0
votes

I have a delta table with 4 versions.

DESCRIBE HISTORY cfm ---> has 4 versions. 0,1,2,3.

I want to delete version 3 or 2. How can I achieve this?

i tried

from delta.tables import *
from pyspark.sql.functions import *

deltaTable = DeltaTable.forPath(spark, "path of cfm files")

deltaTable.delete("'version' = '3'") 

This does not delete the version 3. https://docs.delta.io/0.4.0/delta-update.html says

"delete removes the data from the latest version of the Delta table but does not remove it from the physical storage until the old versions are explicitly vacuumed"

If i have to run vacuum command how to use them on latest dates and not older dates.

1

1 Answers

1
votes

You need to use the vaccum command to perform this operation.

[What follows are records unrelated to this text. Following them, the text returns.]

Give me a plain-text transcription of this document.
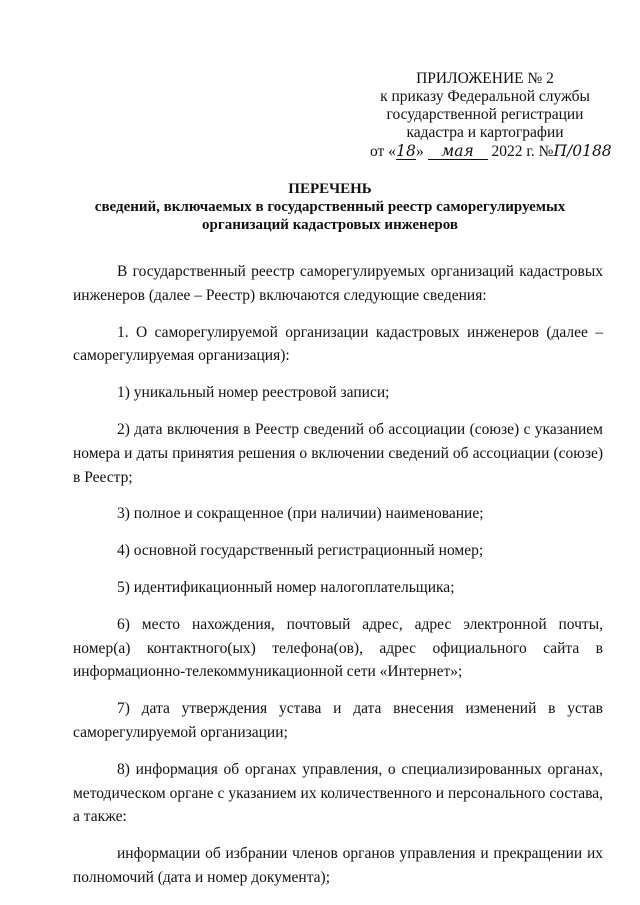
ПРИЛОЖЕНИЕ № 2
к приказу Федеральной службы
государственной регистрации
кадастра и картографии
от «18» мая 2022 г. №П/0188
ПЕРЕЧЕНЬ
сведений, включаемых в государственный реестр саморегулируемых
организаций кадастровых инженеров

В государственный реестр саморегулируемых организаций кадастровых инженеров (далее – Реестр) включаются следующие сведения:

1. О саморегулируемой организации кадастровых инженеров (далее – саморегулируемая организация):

1) уникальный номер реестровой записи;

2) дата включения в Реестр сведений об ассоциации (союзе) с указанием номера и даты принятия решения о включении сведений об ассоциации (союзе) в Реестр;

3) полное и сокращенное (при наличии) наименование;

4) основной государственный регистрационный номер;

5) идентификационный номер налогоплательщика;

6) место нахождения, почтовый адрес, адрес электронной почты, номер(а) контактного(ых) телефона(ов), адрес официального сайта в информационно-телекоммуникационной сети «Интернет»;

7) дата утверждения устава и дата внесения изменений в устав саморегулируемой организации;

8) информация об органах управления, о специализированных органах, методическом органе с указанием их количественного и персонального состава, а также:

информации об избрании членов органов управления и прекращении их полномочий (дата и номер документа);
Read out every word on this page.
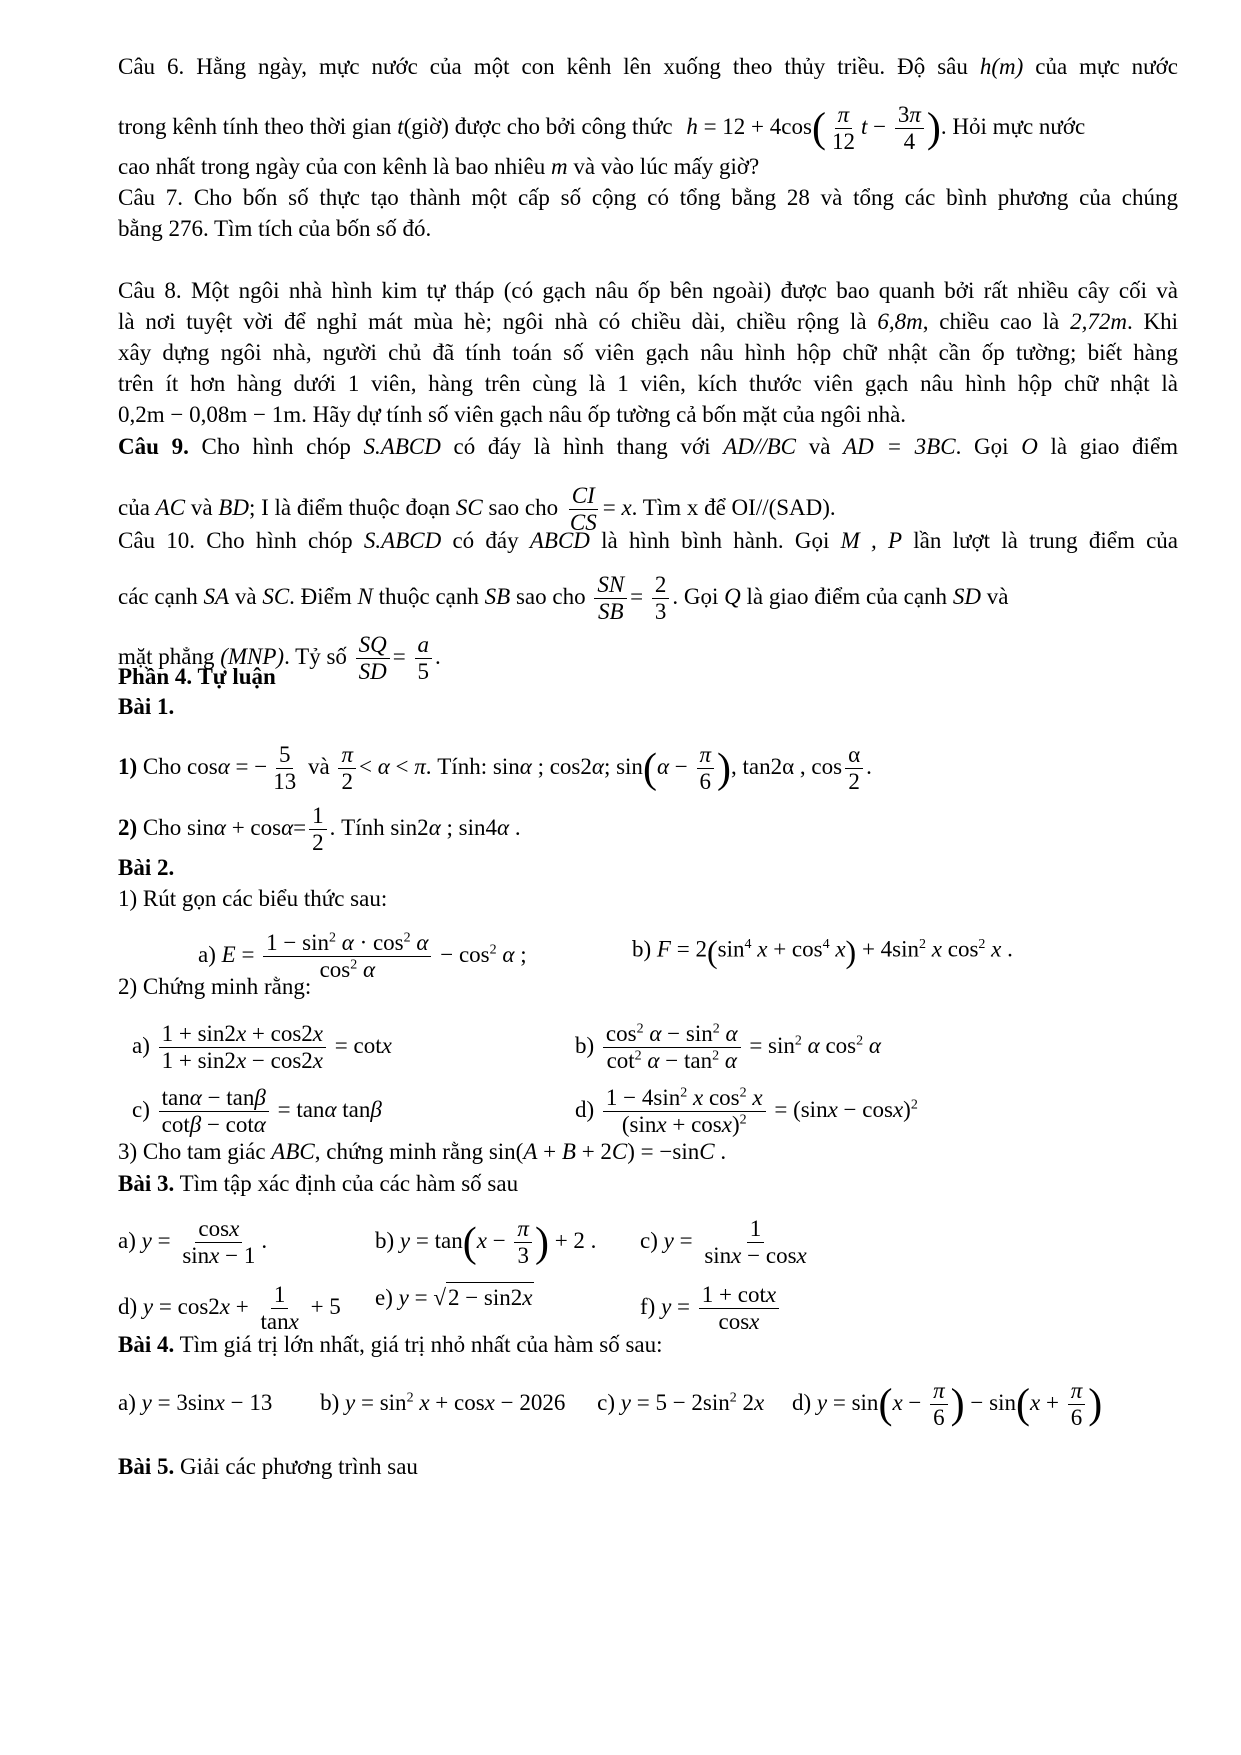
Câu 6. Hằng ngày, mực nước của một con kênh lên xuống theo thủy triều. Độ sâu h(m) của mực nước
trong kênh tính theo thời gian t(giờ) được cho bởi công thức $h = 12 + 4\cos( \frac{\pi}{12}$ $t - \frac{3\pi}{4}$ ). Hỏi mực nước
cao nhất trong ngày của con kênh là bao nhiêu m và vào lúc mấy giờ?
Câu 7. Cho bốn số thực tạo thành một cấp số cộng có tổng bằng 28 và tổng các bình phương của chúng
bằng 276. Tìm tích của bốn số đó.
Câu 8. Một ngôi nhà hình kim tự tháp (có gạch nâu ốp bên ngoài) được bao quanh bởi rất nhiều cây cối và
là nơi tuyệt vời để nghỉ mát mùa hè; ngôi nhà có chiều dài, chiều rộng là 6,8m, chiều cao là 2,72m. Khi
xây dựng ngôi nhà, người chủ đã tính toán số viên gạch nâu hình hộp chữ nhật cần ốp tường; biết hàng
trên ít hơn hàng dưới 1 viên, hàng trên cùng là 1 viên, kích thước viên gạch nâu hình hộp chữ nhật là
0,2m − 0,08m − 1m. Hãy dự tính số viên gạch nâu ốp tường cả bốn mặt của ngôi nhà.
Câu 9. Cho hình chóp S.ABCD có đáy là hình thang với AD//BC và AD = 3BC. Gọi O là giao điểm
của AC và BD; I là điểm thuộc đoạn SC sao cho $\frac{CI}{CS} = x$. Tìm x để OI//(SAD).
Câu 10. Cho hình chóp S.ABCD có đáy ABCD là hình bình hành. Gọi M , P lần lượt là trung điểm của
các cạnh SA và SC. Điểm N thuộc cạnh SB sao cho $\frac{SN}{SB} = \frac{2}{3}$ . Gọi Q là giao điểm của cạnh SD và
mặt phẳng (MNP). Tỷ số $\frac{SQ}{SD} = \frac{a}{5}$ .
Phần 4. Tự luận
Bài 1.
1) Cho cosα = − $\frac{5}{13}$ và $\frac{\pi}{2} < \alpha < \pi$. Tính: sinα ; cos2α; $\sin(\alpha - \frac{\pi}{6}$ ), tan2α , $\cos \frac{\alpha}{2}$ .
2) Cho $\sin\alpha + \cos\alpha= \frac{1}{2}$ . Tính sin2α ; sin4α .
Bài 2.
1) Rút gọn các biểu thức sau:
a) $E = \frac{1 - \sin^2 \alpha \cdot \cos^2 \alpha}{\cos^2 \alpha} - \cos^2 \alpha$ ;	b) $F = 2(\sin^4$ $x + \cos^4 x) + 4\sin^2$ x $\cos^2 x$ .
2) Chứng minh rằng:
$a) \frac{1 + \sin 2x + \cos 2x}{1 + \sin 2x - \cos 2x} = \cot x$	$b) \frac{\cos^2 \alpha - \sin^2 \alpha}{\cot^2 \alpha - \tan^2 \alpha} = \sin^2 \alpha$ $\cos^2 \alpha$
$c) \frac{\tan\alpha - \tan\beta}{\cot\beta - \cot\alpha} = \tan\alpha$ tanβ	$d) \frac{1 - 4\sin^2 x \cos^2 x}{(\sin x + \cos x)^2} = (\sin x - \cos x)^2$
3) Cho tam giác ABC, chứng minh rằng sin(A + B + 2C) = −sinC .
Bài 3. Tìm tập xác định của các hàm số sau
a) $y = \frac{\cos x}{\sin x - 1}$ .	b) $y = \tan(x - \frac{\pi}{3}$ ) + 2 . c) $y = \frac{1}{\sin x - \cos x}$
d) $y = \cos 2x + \frac{1}{\tan x} + 5$ e) y = √2 − sin2x	f) $y = \frac{1 + \cot x}{\cos x}$
Bài 4. Tìm giá trị lớn nhất, giá trị nhỏ nhất của hàm số sau:
a) y = 3sinx − 13 b) $y = \sin^2 x + \cos x - 2026$ c) $y = 5 - 2\sin^2$ 2x d) $y = \sin(x - \frac{\pi}{6}$ ) − $\sin(x + \frac{\pi}{6}$ )
Bài 5. Giải các phương trình sau
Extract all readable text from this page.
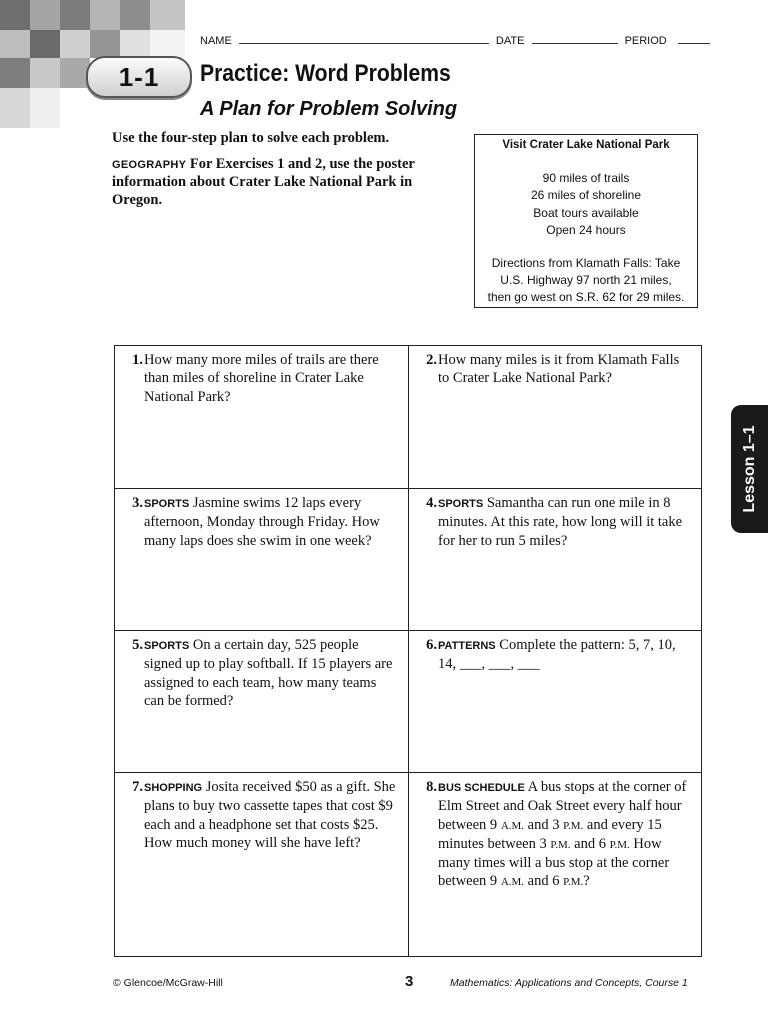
1-1
NAME	DATE	PERIOD
Practice: Word Problems
A Plan for Problem Solving

Use the four-step plan to solve each problem.

GEOGRAPHY For Exercises 1 and 2, use the poster information about Crater Lake National Park in Oregon.

Visit Crater Lake National Park
90 miles of trails
26 miles of shoreline
Boat tours available
Open 24 hours
Directions from Klamath Falls: Take
U.S. Highway 97 north 21 miles,
then go west on S.R. 62 for 29 miles.
1. How many more miles of trails are there than miles of shoreline in Crater Lake National Park?
2. How many miles is it from Klamath Falls to Crater Lake National Park?
3. SPORTS Jasmine swims 12 laps every afternoon, Monday through Friday. How many laps does she swim in one week?
4. SPORTS Samantha can run one mile in 8 minutes. At this rate, how long will it take for her to run 5 miles?
5. SPORTS On a certain day, 525 people signed up to play softball. If 15 players are assigned to each team, how many teams can be formed?
6. PATTERNS Complete the pattern: 5, 7, 10, 14, ___, ___, ___
7. SHOPPING Josita received $50 as a gift. She plans to buy two cassette tapes that cost $9 each and a headphone set that costs $25. How much money will she have left?
8. BUS SCHEDULE A bus stops at the corner of Elm Street and Oak Street every half hour between 9 A.M. and 3 P.M. and every 15 minutes between 3 P.M. and 6 P.M. How many times will a bus stop at the corner between 9 A.M. and 6 P.M.?
Lesson 1–1
© Glencoe/McGraw-Hill	3	Mathematics: Applications and Concepts, Course 1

However the default retention for vaccum is for 7 days and it will error out if you are trying to vaccum anything within 7 days.

We can work around this by setting a spark configuration that will bypass the default retention period check.

solution below:

from delta.tables import *

spark.conf.set("spark.databricks.delta.retentionDurationCheck.enabled", "false")
deltaTable = DeltaTable.forPath(spark, deltaPath)
deltaTable.vacuum(24)

*deltaPath -- is the path for your delta table

*24 -- indicates the number of hours up until which your versioning is retained , any versions which were created beyond 24 hours in the past would get deleted.

Hope this answers your question.